Mione pulou por cima dele e começou a se afastar em direção à Toca.

- Você não gosta dele! - Harry berrou.

Hermione estancou os passos, ficando parada de costas para Harry poucos metros à sua frente. De repente a noite parecia muito mais silenciosa do que o normal. Lentamente, a garota se virou para encontrar o olhar irritado de Harry. Ele resmungava de dor, espremendo os olhos para tentar enxergar a expressão no rosto de Hermione sem seus óculos. Ela abriu a boca para dizer algo, mas pareceu mudar de idéia. Pensou durante alguns segundos, e então disse:

- Sim, eu gosto.

Novamente o silêncio. Era como se ambos estivessem paralisados, esperando de onde viria a próxima pedra. Harry levantou-se e aproximou-se de Mione aos tropeços, metendo a mão no bolso para apanhar algo. Ela recuou, receosa. O garoto retirou a carta que ela lhe escrevera no ano anterior e, parecendo um pouco fora de si, esfregou-a diante dos olhos de Hermione.

- Então do que se trata toda essa porcaria? - indagou, sua voz soando aguda.

Mione apanhou o pergaminho e passou rapidamente os olhos sobre ele, reconhecendo sua letra e o conteúdo imediatamente. As bochechas muito vermelhas, ergueu a cabeça para encarar um Harry desafiador.

- Eu não sei o que você pretende me mostrando essa carta, Harry, mas... - Hermione começou.

- Você disse que gostava de mim.

- Sim, e daí? - exclamou Mione. - O que isso tem a ver com...

- Você mentiu? - cortou Harry.

- Não, não menti. - Mione falou, vermelha.

- Ah, então você admite que está usando o Rony com o intuito de...
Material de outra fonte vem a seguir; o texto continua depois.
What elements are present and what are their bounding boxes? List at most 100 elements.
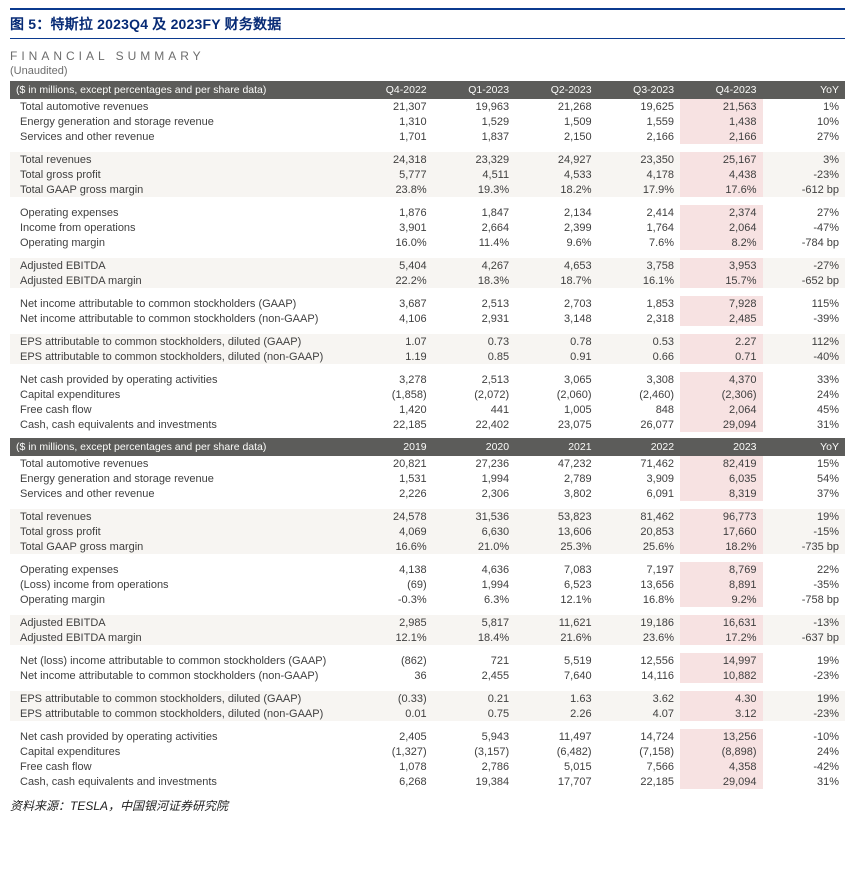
cell: 2,664: [433, 220, 515, 235]
cell: 22%: [763, 562, 845, 577]
cell: 31,536: [433, 509, 515, 524]
row-label: EPS attributable to common stockholders,…: [10, 334, 350, 349]
cell: (2,072): [433, 387, 515, 402]
table-row: Total gross profit5,7774,5114,5334,1784,…: [10, 167, 845, 182]
cell: 3.12: [680, 706, 762, 721]
table-row: Total gross profit4,0696,63013,60620,853…: [10, 524, 845, 539]
cell: 0.73: [433, 334, 515, 349]
cell: 2,166: [680, 129, 762, 144]
cell: 15%: [763, 456, 845, 471]
row-label: Cash, cash equivalents and investments: [10, 774, 350, 789]
cell: 1,005: [515, 402, 597, 417]
cell: 45%: [763, 402, 845, 417]
annual-table: ($ in millions, except percentages and p…: [10, 438, 845, 789]
row-label: Operating margin: [10, 235, 350, 250]
cell: -0.3%: [350, 592, 432, 607]
cell: 15.7%: [680, 273, 762, 288]
cell: 3,278: [350, 372, 432, 387]
cell: 2,226: [350, 486, 432, 501]
cell: 1,853: [598, 296, 680, 311]
cell: 2,134: [515, 205, 597, 220]
table-row: EPS attributable to common stockholders,…: [10, 334, 845, 349]
spacer: [10, 197, 845, 205]
cell: 18.2%: [680, 539, 762, 554]
cell: 4,533: [515, 167, 597, 182]
cell: 19,384: [433, 774, 515, 789]
cell: 6,035: [680, 471, 762, 486]
row-label: Income from operations: [10, 220, 350, 235]
cell: 2,513: [433, 296, 515, 311]
cell: -13%: [763, 615, 845, 630]
quarterly-col-1: Q1-2023: [433, 81, 515, 99]
table-row: Operating margin-0.3%6.3%12.1%16.8%9.2%-…: [10, 592, 845, 607]
spacer: [10, 288, 845, 296]
cell: 2,485: [680, 311, 762, 326]
cell: 24,927: [515, 152, 597, 167]
cell: 20,853: [598, 524, 680, 539]
cell: (2,060): [515, 387, 597, 402]
cell: 1,994: [433, 471, 515, 486]
row-label: Capital expenditures: [10, 744, 350, 759]
cell: 96,773: [680, 509, 762, 524]
row-label: Services and other revenue: [10, 486, 350, 501]
cell: -10%: [763, 729, 845, 744]
row-label: (Loss) income from operations: [10, 577, 350, 592]
quarterly-col-3: Q3-2023: [598, 81, 680, 99]
cell: 36: [350, 668, 432, 683]
cell: 8,769: [680, 562, 762, 577]
cell: 21,563: [680, 99, 762, 114]
cell: 29,094: [680, 417, 762, 432]
table-row: EPS attributable to common stockholders,…: [10, 349, 845, 364]
cell: 1,438: [680, 114, 762, 129]
cell: 31%: [763, 774, 845, 789]
cell: 24,578: [350, 509, 432, 524]
cell: -784 bp: [763, 235, 845, 250]
table-row: Adjusted EBITDA2,9855,81711,62119,18616,…: [10, 615, 845, 630]
table-row: (Loss) income from operations(69)1,9946,…: [10, 577, 845, 592]
cell: 0.85: [433, 349, 515, 364]
cell: 5,817: [433, 615, 515, 630]
cell: 6,523: [515, 577, 597, 592]
cell: 2,985: [350, 615, 432, 630]
row-label: Total GAAP gross margin: [10, 182, 350, 197]
cell: 17,660: [680, 524, 762, 539]
cell: 13,606: [515, 524, 597, 539]
cell: 21.0%: [433, 539, 515, 554]
cell: 27%: [763, 129, 845, 144]
cell: 19.3%: [433, 182, 515, 197]
cell: 115%: [763, 296, 845, 311]
cell: 2,789: [515, 471, 597, 486]
spacer: [10, 607, 845, 615]
cell: 3,308: [598, 372, 680, 387]
cell: 19,963: [433, 99, 515, 114]
cell: 11.4%: [433, 235, 515, 250]
cell: -39%: [763, 311, 845, 326]
cell: 1.63: [515, 691, 597, 706]
cell: 27,236: [433, 456, 515, 471]
cell: 2,064: [680, 220, 762, 235]
cell: 22,185: [350, 417, 432, 432]
cell: 81,462: [598, 509, 680, 524]
cell: (0.33): [350, 691, 432, 706]
cell: 6.3%: [433, 592, 515, 607]
table-row: Adjusted EBITDA margin12.1%18.4%21.6%23.…: [10, 630, 845, 645]
table-row: Total GAAP gross margin23.8%19.3%18.2%17…: [10, 182, 845, 197]
quarterly-table: ($ in millions, except percentages and p…: [10, 81, 845, 432]
cell: 71,462: [598, 456, 680, 471]
cell: 2,931: [433, 311, 515, 326]
cell: 1,764: [598, 220, 680, 235]
quarterly-table-head: ($ in millions, except percentages and p…: [10, 81, 845, 99]
cell: 18.3%: [433, 273, 515, 288]
row-label: Free cash flow: [10, 759, 350, 774]
cell: 3,148: [515, 311, 597, 326]
cell: 3,065: [515, 372, 597, 387]
cell: 3,758: [598, 258, 680, 273]
quarterly-col-2: Q2-2023: [515, 81, 597, 99]
cell: -23%: [763, 167, 845, 182]
cell: 23,350: [598, 152, 680, 167]
cell: 3,901: [350, 220, 432, 235]
cell: 17.6%: [680, 182, 762, 197]
cell: 23.6%: [598, 630, 680, 645]
cell: (2,306): [680, 387, 762, 402]
cell: -735 bp: [763, 539, 845, 554]
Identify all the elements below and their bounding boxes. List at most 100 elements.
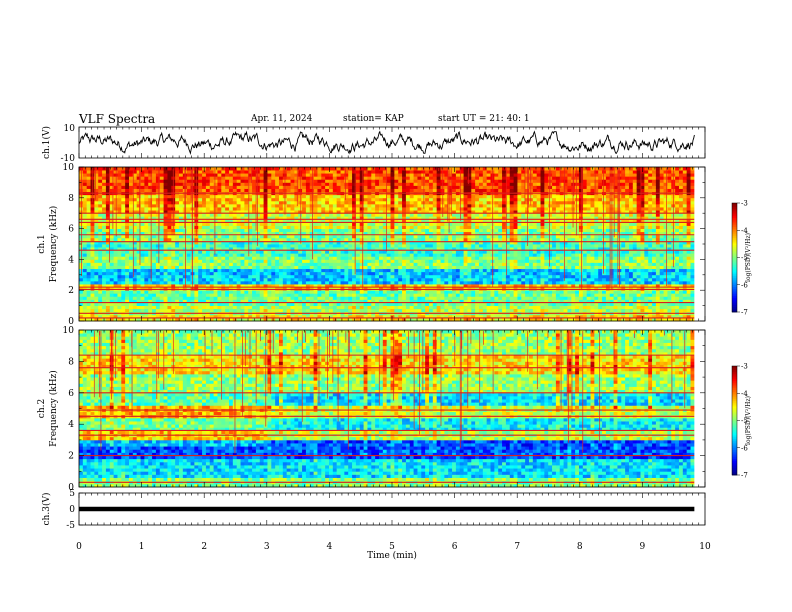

- O QUÊ? - Hermione berrou com um tom de voz tão furioso que chegou a assustar Harry. - Eu não acredito! Eu não acredito que você realmente está dizendo isso!

- Eu...

- Em primeiro lugar, essa carta foi escrita há meses atrás! E já que parece que você está com a memória um pouco fraca, deixe-me lembrá-lo de uma coisa: você nunca respondeu!

- Sim, mas... - Harry começou novamente, mas Hermione estava visivelmente histérica agora.

- Eu passei a noite inteira esperando por você, Harry Potter. A noite inteira. Sabe o quanto doeu o seu silêncio? Você por acaso pensou no quanto isso significava para mim?

- Bem...

- Então cale essa boca e não venha me cobrar nada! Em nome da nossa amizade, eu fingi que estava tudo bem. Então provavelmente você nem imagina quantas noites eu passei chorando, não é? Quantas lágrimas eu derramei enquanto você, Harry, estava muito ocupado olhando para o seu próprio umbigo para perceber! - Hermione parou, respirando pesadamente. - Quer saber, esquece... Não importa.

Ela fez meia volta, mas Harry a puxou de volta.

- Mione, eu... eu sinto mui...

- Não, você não sente. - cortou Hermione, as lágrimas escorrendo pela sua bochecha. - Você não sente, Harry... E isso dói.

A garota saiu correndo, deixando Harry parado no meio do jardim dos Weasley sentindo-se a criatura mais cretina da face da Terra. Ele ajoelhou-se e tateou ao redor às cegas até encontrar seus óculos, colocá-los, e rumar novamente para a casa.